Jim took both her hands in his and she experienced a moment of serene comfort. Then they both talked at once; they were both apologetic, interrupting one another’s explanations with the expression of their own contrition.
“Jim, I’m going to leave Mrs. Groat’s house,” she said when they had reached sanity.
“Thank God for that,” said Jim.
“You are so solemn about it,” she laughed. “Did you really think I was in any danger there?”
“I know you were,” he said.
She had so much to tell him that she did not know where to begin.
“Were you sorry not to see me?”
“The days I have not seen you are dead, and wiped off the calendar,” said Jim.
“Oh, before I forget,” said Eunice, “Mrs. Weatherwale has gone.”
“Mrs. Weatherwale!” he repeated, puzzled.
“I haven’t told you? No, of course not. I did not see you yesterday. But Mrs. Groat asked me to write to Mrs. Weatherwale, who is an old friend of hers, asking her to come and stay. I think Mrs.

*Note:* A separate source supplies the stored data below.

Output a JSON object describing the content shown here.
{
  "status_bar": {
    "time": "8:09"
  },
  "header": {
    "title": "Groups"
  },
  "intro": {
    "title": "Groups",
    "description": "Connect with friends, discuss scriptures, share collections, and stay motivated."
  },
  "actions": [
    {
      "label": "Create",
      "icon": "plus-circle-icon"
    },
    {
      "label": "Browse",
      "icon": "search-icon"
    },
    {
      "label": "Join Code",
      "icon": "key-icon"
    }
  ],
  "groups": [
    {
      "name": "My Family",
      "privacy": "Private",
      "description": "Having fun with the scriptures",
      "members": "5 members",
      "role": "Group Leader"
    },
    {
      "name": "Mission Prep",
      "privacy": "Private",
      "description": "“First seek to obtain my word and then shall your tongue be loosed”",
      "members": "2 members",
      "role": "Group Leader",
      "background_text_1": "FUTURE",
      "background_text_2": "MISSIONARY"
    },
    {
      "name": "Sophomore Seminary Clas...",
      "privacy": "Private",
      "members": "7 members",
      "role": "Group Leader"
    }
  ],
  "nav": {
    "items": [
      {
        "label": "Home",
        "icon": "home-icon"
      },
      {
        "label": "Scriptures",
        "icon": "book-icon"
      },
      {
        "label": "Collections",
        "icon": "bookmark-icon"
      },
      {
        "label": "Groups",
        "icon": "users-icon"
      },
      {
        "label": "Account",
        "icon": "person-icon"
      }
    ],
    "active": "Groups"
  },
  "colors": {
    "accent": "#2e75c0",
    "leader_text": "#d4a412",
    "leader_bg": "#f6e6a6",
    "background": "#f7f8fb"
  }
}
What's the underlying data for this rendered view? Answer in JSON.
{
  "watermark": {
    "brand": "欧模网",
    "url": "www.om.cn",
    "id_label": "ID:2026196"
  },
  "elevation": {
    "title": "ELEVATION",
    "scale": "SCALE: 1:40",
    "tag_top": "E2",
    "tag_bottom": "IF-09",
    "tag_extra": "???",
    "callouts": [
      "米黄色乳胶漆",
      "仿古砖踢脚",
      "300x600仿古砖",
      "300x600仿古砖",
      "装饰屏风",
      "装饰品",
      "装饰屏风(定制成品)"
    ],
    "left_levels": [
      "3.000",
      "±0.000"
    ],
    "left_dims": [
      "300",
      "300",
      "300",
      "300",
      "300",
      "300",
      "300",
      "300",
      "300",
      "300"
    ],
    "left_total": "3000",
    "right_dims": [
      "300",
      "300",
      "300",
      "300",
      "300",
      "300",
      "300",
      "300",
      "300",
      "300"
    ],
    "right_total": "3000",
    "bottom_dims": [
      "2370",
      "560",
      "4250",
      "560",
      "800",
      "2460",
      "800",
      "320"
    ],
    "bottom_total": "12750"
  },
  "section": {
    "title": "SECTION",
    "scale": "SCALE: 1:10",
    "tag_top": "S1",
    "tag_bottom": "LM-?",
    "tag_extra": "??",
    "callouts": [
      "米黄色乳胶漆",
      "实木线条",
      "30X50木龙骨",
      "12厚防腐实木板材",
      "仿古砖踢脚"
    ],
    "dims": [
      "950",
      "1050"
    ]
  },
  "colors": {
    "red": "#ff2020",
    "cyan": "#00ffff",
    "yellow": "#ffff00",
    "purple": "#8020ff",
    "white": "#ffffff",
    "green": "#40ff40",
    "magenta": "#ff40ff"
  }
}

Groat is rather afraid of Digby.”
“And she came?” asked Jim.
The girl nodded.
“She came and stayed about one hour, then arrived my lord Digby, who bundled her unceremoniously into the street. There is no love lost there, either, Jim. The dear old lady hated him. She was a charming old soul and called me ‘darling.’”
“Who wouldn’t?” said Jim. “I can call you darling even though I am not a charming old soul. Go on. So she went away? I wonder what she knows about Digby?”
“She knows everything. She knows about Estremeda, of that I am sure. Jim, doesn’t that make a difference?”
He shook his head.
“If you mean does it make any difference about Digby inheriting his mother’s money when she gets it, I can tell you that it makes none. The will does not specify that he is the son of John Groat, and the fact that he was born before she married this unfortunate shipping clerk does not affect the issue.”
“When is the money to be made over to the Groats?”
“Next Thursday,” said Jim, with a groan, “and I am just as far from stopping the transfer of the property as I have ever been.”
He had not told her of his meeting with Lady Mary Danton. That was not his secret alone. Nor could he tell her that Lady Mary was the woman who had warned her.
They strolled across the Park towards the Serpentine and Jim was unusually preoccupied.
“Do you know, Eunice, that I have an uncanny feeling that you really are in some way associated with the Danton fortune?”
She laughed and clung tighter to his arm.